On the Junior side, fees are collected on jToken purchases (jTokenDAI in the example above).
The percentage of fee that goes to BBDAO treasury is set by the BBDAO.
The Junior Tokens are ERC20 compatible since they are fungible. Secondary markets can easily be created for these (e.g. Uniswap). This will allow jToken holders that need liquidity to exit quickly, probably with a discount.
The Senior BOND tokens (sBOND) are non-fungible (NFTs), but transferrable. One could sell these tokens before their maturity date at a discount to someone who is willing to wait until the end to claim the principle plus the guaranteed reward.
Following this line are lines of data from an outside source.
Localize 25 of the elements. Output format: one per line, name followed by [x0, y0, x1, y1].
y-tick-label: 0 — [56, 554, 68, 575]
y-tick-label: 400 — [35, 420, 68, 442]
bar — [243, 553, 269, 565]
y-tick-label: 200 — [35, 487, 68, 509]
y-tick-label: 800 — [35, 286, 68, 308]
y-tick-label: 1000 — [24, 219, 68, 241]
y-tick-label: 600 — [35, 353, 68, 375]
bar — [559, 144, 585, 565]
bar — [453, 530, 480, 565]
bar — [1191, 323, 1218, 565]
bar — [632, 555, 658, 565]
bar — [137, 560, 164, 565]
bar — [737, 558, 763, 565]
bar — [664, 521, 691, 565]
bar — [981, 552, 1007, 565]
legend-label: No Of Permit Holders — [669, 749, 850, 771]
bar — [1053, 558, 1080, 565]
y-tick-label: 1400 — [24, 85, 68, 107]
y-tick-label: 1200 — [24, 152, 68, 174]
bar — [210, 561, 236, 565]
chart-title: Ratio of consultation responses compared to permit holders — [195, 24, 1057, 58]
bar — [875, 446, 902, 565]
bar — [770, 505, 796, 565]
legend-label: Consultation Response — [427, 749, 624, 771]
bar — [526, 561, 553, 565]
BarnBridge will build a marketplace for selling and buying of senior tokens. The pool is permissionless so others can build marketplaces as well.
To further incentivize participation by Juniors and to bootstrap the Smart Yield product, c_bbDAI tokens (and other Junior pool tokens) can be locked in our YieldFarming pools for weekly BOND rewards.
The Smart Yield YF pool will accept all Junior Tokens created by BarnBridge protocol. To keep the scale equal, the default jTokenDAI_to_DAI_ratio
value of each pool will be equal to the current price of the underlying asset (1 in case of stablecoins).